Source code for micromet.format.transformers.interval_updates

"""
This module contains a dictionary of the datetime when sampling freuency was 
updated from 30 minutes to 60 minutes for eddy data (first item in list)
and met data (second item in list).

It also contains a funtion that subsets out data to only include data from before 
or after the interval switch, for a dataframe with a multindex of STATIONID and 
DATETIME_END

"""

interval_update_dict = {
    "US-UTE":	["10/9/2025 11:20",	"10/9/2025 11:20"], # VERIFIED; note that first ameriflux statistics record after break needs to be dropped
    "US-UTJ":	["10/9/2025 12:04",	"10/9/2025 12:05"], # VERIFIED
    "US-UTB":	["10/9/2025 13:08",	None], # VERIFIED
    'US-UTD':   ["10/22/2025 16:30", "10/22/2025 16:30"], # VERIFIED
    "US-CdM":	["10/9/2025 13:20",	"10/9/2025 13:27"], # VERIFIED
    "US-UTM":	["10/9/2025 13:57",	"10/10/2025 8:15"], # DIFFERENT DAYS! VERIFIED eddy only
    "US-UTW":	["10/10/2025 10:24", "10/10/2025 10:37"], # VERIFIED
    "US-UTV":	["10/14/25 6:22",	"10/14/2025 6:35"], # VERIFIED; met time is 11:35 but setting as same as eddy time and will resample met data to hourly
    "US-UTP":	["10/13/25 12:13",	"10/13/2025 12:25"], # VERIFIED
    "US-UTL":	["10/10/25 13:58",	"10/10/25 13:58"], # VERIFIED
    "US-UTZ":	["10/10/25 1:46", None],
    "US-UTG":	["10/10/2025 7:46",	"10/10/2025 7:54"] # VERIFIED
}

from typing import Dict, List, Union
import pandas as pd


[docs]
def subset_interval(
    df: pd.DataFrame, 
    date_dict: Dict[Union[int, str], List[str]], 
    interval: int, 
    data_type: str
) -> pd.DataFrame:
    """
    Subsets a MultiIndex DataFrame based on station ID, a date cutoff, 
    and a data_type, using a single vectorized boolean mask.

    Args:
        df (pd.DataFrame): MultiIndex DataFrame with levels 'STATIONID' 
                           and 'DATETIME_END'.
        date_dict (dict): Dictionary where keys are 'STATIONID' and values 
                          are a list of two date strings [date1, date2].
        interval (int): Condition for subsetting. 30 for dates <= cutoff, 
                        60 for dates > cutoff.
        data_type (str): Determines which date to use as the cutoff:
                         'eddy' uses the first date (index 0).
                         'met' uses the second date (index 1).

    Returns:
        pd.DataFrame: The subsetted DataFrame containing data from all relevant stations.
    """
    
    id_level = df.index.get_level_values('STATIONID')
    date_level = df.index.get_level_values('DATETIME_END')

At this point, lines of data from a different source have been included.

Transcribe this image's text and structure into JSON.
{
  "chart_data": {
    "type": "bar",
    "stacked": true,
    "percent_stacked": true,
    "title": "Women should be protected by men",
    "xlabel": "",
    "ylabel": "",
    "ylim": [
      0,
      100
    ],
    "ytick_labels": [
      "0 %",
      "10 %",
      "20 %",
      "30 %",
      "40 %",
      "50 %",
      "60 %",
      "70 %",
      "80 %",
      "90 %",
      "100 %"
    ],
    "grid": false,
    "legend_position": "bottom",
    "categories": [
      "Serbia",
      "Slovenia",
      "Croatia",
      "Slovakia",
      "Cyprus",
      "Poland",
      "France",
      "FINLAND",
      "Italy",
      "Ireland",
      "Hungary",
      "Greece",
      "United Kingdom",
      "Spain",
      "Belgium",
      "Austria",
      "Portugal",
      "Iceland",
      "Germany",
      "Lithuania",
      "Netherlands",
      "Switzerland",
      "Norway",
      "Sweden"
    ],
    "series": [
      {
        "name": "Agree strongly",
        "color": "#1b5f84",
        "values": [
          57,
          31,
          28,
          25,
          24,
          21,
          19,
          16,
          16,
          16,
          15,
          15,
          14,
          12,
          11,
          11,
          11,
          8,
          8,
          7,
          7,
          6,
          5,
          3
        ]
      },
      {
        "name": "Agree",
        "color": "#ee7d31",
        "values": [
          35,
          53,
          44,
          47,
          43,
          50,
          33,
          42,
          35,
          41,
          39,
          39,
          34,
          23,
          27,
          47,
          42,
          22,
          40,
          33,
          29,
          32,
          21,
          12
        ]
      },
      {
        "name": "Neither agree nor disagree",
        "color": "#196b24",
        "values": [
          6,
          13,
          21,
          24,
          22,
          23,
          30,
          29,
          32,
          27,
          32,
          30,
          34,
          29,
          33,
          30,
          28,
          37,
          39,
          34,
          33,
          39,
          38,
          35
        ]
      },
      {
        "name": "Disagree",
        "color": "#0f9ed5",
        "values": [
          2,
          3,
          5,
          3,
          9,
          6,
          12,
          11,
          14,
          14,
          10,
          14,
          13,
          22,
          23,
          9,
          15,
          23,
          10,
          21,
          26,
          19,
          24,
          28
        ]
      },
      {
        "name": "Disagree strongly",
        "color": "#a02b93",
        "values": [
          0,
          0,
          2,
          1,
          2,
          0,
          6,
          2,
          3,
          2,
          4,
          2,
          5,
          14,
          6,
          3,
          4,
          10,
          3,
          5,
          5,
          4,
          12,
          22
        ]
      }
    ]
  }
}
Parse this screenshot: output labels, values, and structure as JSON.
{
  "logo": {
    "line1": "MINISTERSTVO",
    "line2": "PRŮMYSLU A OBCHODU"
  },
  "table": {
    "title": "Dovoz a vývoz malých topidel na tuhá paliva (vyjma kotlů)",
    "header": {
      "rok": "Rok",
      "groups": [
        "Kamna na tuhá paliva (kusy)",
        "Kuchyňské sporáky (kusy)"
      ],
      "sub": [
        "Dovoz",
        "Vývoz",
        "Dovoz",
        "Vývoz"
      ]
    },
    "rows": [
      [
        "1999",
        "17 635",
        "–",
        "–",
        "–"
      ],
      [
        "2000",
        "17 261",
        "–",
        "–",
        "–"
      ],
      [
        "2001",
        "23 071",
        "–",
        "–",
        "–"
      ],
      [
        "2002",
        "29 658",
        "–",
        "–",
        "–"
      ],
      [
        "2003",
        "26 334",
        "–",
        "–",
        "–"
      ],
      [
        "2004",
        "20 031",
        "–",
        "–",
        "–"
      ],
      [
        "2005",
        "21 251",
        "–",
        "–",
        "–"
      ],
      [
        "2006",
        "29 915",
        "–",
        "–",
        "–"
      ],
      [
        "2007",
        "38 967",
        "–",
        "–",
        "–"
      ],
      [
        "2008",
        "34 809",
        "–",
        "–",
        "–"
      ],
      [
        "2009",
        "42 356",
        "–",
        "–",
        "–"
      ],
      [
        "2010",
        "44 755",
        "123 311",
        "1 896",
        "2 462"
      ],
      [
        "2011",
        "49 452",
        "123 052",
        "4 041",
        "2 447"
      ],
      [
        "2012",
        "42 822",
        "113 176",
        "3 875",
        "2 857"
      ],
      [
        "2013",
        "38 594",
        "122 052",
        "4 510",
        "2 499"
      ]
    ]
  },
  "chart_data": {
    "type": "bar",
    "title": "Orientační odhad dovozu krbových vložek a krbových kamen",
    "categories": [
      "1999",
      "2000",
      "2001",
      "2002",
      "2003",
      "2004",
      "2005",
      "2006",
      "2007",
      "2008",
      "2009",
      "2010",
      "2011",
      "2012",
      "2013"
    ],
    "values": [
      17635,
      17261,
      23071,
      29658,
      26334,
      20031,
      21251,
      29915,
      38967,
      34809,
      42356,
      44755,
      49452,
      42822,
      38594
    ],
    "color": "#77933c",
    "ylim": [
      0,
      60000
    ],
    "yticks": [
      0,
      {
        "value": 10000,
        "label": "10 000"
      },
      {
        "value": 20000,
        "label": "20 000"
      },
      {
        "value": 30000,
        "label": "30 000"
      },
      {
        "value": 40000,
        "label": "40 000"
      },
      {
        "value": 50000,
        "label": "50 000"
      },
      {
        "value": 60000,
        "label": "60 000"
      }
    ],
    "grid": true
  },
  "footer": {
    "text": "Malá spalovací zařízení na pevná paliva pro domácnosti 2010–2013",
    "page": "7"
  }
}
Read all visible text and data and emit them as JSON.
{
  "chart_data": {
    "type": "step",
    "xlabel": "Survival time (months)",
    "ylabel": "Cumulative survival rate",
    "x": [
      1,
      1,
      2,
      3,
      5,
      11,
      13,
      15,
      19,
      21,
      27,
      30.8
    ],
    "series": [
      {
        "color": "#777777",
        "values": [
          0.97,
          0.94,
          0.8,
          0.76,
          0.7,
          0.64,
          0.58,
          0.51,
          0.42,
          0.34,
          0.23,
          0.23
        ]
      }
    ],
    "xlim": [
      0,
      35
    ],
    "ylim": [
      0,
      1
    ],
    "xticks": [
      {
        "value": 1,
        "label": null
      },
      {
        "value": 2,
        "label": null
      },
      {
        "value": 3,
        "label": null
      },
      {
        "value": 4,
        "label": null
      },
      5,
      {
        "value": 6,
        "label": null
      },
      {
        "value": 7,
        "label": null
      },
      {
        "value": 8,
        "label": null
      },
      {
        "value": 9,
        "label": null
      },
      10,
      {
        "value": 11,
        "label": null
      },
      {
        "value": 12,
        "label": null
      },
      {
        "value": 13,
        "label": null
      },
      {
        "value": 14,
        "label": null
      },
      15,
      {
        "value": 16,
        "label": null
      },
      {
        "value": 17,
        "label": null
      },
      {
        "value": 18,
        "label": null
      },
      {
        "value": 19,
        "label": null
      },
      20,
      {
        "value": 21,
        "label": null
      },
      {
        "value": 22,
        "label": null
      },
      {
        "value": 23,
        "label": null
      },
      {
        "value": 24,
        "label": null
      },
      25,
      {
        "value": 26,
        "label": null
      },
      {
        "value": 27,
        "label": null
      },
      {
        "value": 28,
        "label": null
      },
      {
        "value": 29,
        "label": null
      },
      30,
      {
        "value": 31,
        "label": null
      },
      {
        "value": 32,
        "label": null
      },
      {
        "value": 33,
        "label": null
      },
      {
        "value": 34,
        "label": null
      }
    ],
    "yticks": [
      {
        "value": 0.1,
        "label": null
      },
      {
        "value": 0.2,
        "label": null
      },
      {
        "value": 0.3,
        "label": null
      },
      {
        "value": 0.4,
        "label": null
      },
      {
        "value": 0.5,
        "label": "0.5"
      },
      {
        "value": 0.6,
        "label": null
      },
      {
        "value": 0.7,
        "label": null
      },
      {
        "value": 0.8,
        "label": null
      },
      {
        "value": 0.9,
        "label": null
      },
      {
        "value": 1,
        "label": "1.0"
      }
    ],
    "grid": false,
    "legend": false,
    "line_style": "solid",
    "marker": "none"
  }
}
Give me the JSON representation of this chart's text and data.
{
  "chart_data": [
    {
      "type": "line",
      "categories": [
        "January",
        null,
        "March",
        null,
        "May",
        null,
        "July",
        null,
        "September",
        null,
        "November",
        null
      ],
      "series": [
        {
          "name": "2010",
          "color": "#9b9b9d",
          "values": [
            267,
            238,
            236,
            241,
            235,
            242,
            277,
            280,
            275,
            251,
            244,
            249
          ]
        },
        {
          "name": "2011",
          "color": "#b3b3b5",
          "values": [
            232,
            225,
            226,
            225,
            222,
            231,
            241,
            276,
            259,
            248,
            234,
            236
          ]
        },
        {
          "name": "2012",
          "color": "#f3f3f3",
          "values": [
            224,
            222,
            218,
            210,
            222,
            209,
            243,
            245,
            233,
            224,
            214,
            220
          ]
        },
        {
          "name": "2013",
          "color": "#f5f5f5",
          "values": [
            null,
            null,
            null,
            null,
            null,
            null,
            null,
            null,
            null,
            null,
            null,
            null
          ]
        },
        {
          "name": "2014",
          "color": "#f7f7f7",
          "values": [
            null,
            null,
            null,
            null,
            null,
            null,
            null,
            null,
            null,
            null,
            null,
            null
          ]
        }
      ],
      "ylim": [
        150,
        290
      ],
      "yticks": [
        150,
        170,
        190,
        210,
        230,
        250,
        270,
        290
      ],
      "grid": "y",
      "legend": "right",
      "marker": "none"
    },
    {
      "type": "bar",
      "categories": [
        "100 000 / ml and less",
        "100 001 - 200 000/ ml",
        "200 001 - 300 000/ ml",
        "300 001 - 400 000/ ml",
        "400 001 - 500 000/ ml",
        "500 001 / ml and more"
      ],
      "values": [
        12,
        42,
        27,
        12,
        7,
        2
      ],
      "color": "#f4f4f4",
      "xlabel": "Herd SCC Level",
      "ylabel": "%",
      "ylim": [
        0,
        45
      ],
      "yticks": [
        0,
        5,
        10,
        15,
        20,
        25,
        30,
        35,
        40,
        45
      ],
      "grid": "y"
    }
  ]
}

    if data_type.lower() == 'eddy':
        date_index = 0 
    elif data_type.lower() == 'met':
        date_index = 1 
    else:
        raise ValueError(f"Unsupported data_type: {data_type}. Must be 'eddy' or 'met'.")
    
    df_station_ids = set(id_level.unique())

    stations_to_process = df_station_ids.intersection(date_dict.keys())

    final_mask = pd.Series(False, index=df.index)

    for station_id in stations_to_process:
        dates = date_dict[station_id]
        try:
            cutoff_date = pd.to_datetime(dates[date_index])
        except IndexError:
            print(f"Warning: Date list for station {station_id} does not have an element at index {date_index}. Skipping.")
            continue
        
        station_mask = (id_level == station_id)
        
        if interval == 30:
            date_condition = date_level <= cutoff_date
        elif interval == 60:
            date_condition = date_level > cutoff_date
        else:
            print(f"Warning: Unsupported interval value {interval}. Skipping station {station_id}.")
            continue

        combined_mask = station_mask & date_condition
        
        final_mask = final_mask | combined_mask
    
    return df.loc[final_mask]